Nur Weiße und Junge erwünscht

„Wir sortieren die Menschen in Altersschubladen. Da kommen sie nicht raus“

Die Mitarbeiterin des Pflegedienstes ist nicht so bewandert in afrikanischer Geografie. „Wo liegt denn Guinea?“, fragt sie am Telefon den Bewerber um eine Stelle bei der Berliner Pflegefirma Renafan. „Guinea liegt zwischen Mali und der Elfenbeinküste“, klärt Alsény Touré sie auf. Da zögert die Dame: „Ja, sind Sie denn ein Farbiger?“ – „Ja, natürlich.“ – „Oh, dann können wir Sie nicht einstellen“. So erzählt es Alsény Touré.

Darf ein Pflegedienst das einfach so? Schwarze ablehnen, weil sie schwarz sind? Oder ist das nicht ein Fall, den das neue Allgemeine Gleichbehandlungsgesetz (AGG), das heute verabschiedet werden soll, verhindern will? Es verbietet „Einstellungsbedingungen für den Zugang zu unselbstständiger und selbstständiger Erwerbstätigkeit“, die unter anderem eine „Benachteiligung aus Gründen der Rasse oder wegen der ethnischen Herkunft“ darstellen.

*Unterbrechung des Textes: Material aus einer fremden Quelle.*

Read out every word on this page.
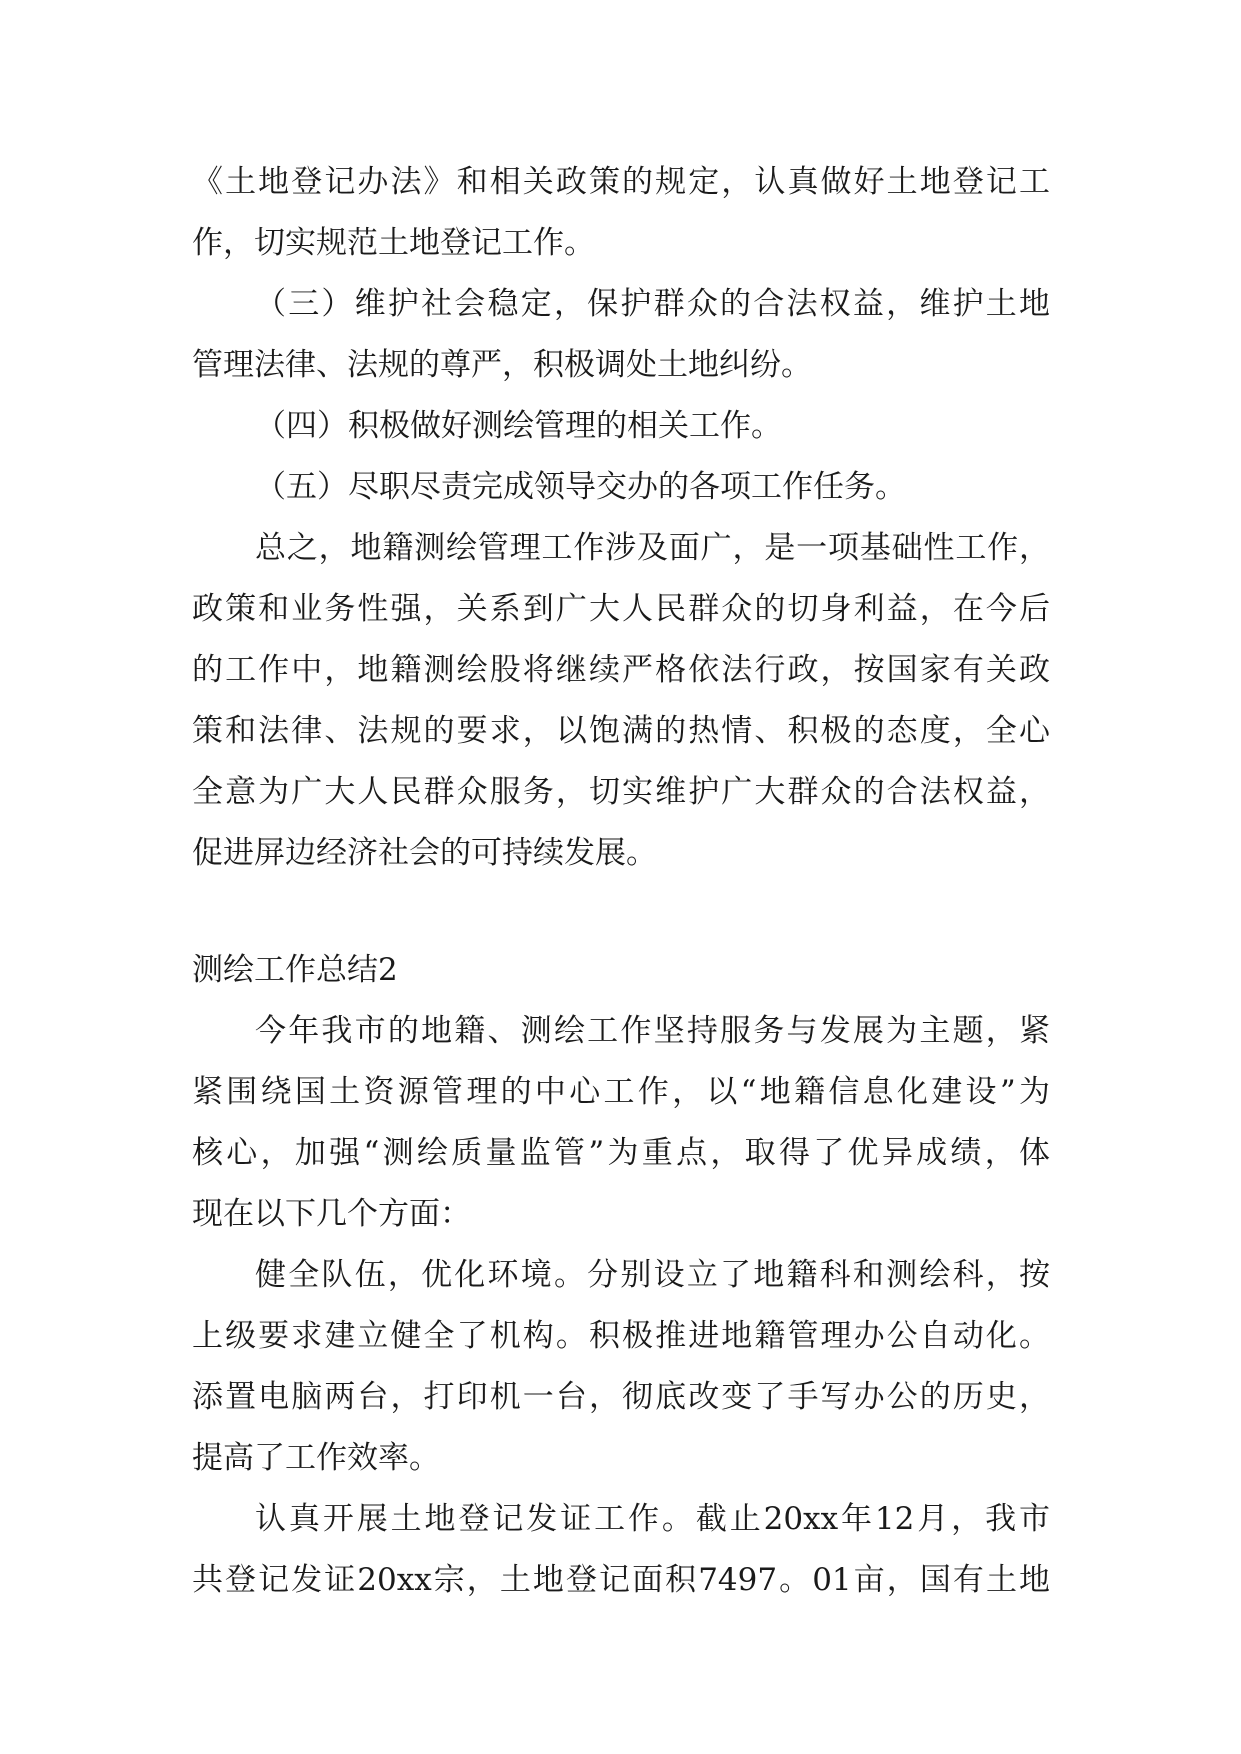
《土地登记办法》和相关政策的规定，认真做好土地登记工
作，切实规范土地登记工作。
（三）维护社会稳定，保护群众的合法权益，维护土地
管理法律、法规的尊严，积极调处土地纠纷。
（四）积极做好测绘管理的相关工作。
（五）尽职尽责完成领导交办的各项工作任务。
总之，地籍测绘管理工作涉及面广，是一项基础性工作，
政策和业务性强，关系到广大人民群众的切身利益，在今后
的工作中，地籍测绘股将继续严格依法行政，按国家有关政
策和法律、法规的要求，以饱满的热情、积极的态度，全心
全意为广大人民群众服务，切实维护广大群众的合法权益，
促进屏边经济社会的可持续发展。
测绘工作总结2
今年我市的地籍、测绘工作坚持服务与发展为主题，紧
紧围绕国土资源管理的中心工作，以“地籍信息化建设”为
核心，加强“测绘质量监管”为重点，取得了优异成绩，体
现在以下几个方面：
健全队伍，优化环境。分别设立了地籍科和测绘科，按
上级要求建立健全了机构。积极推进地籍管理办公自动化。
添置电脑两台，打印机一台，彻底改变了手写办公的历史，
提高了工作效率。
认真开展土地登记发证工作。截止20xx年12月，我市
共登记发证20xx宗，土地登记面积7497。01亩，国有土地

Per Fax hatte Herr Touré seine Bewerbung an den großen Berliner Pflegedienst geschickt, mit Lebenslauf. Geboren 1963 in Guinea, ein Studium der Soziologie in der Hauptstadt Conakry abgeschlossen, eine Deutsche geheiratet, zwei Kinder erzogen. Dann macht er eine Ausbildung zum Pflegehelfer – und bewirbt sich auf offene Stellen im Internet, auch bei Renafan. Die Mitarbeiterin habe schon einen Vorstellungstermin ausmachen wollen. Dann sei ihr die Frage nach der Hautfarbe eingefallen.

„Wie bitte?“, habe ich gefragt, erinnert sich Herr Touré und ist jetzt noch verblüfft. „Der Job steht für Dunkelhäutige nicht zur Verfügung“, habe die Dame erläutert, als handle es sich um eine Routineauskunft. Der Soziologe mit Pflegediplom wird nun richtig wütend: „Ich bin nicht schwarz im Kopf, nur auf der Haut“, habe er der Mitarbeiterin zu verstehen gegeben, erzählt er. Aber diese musste das Gespräch nun leider beenden.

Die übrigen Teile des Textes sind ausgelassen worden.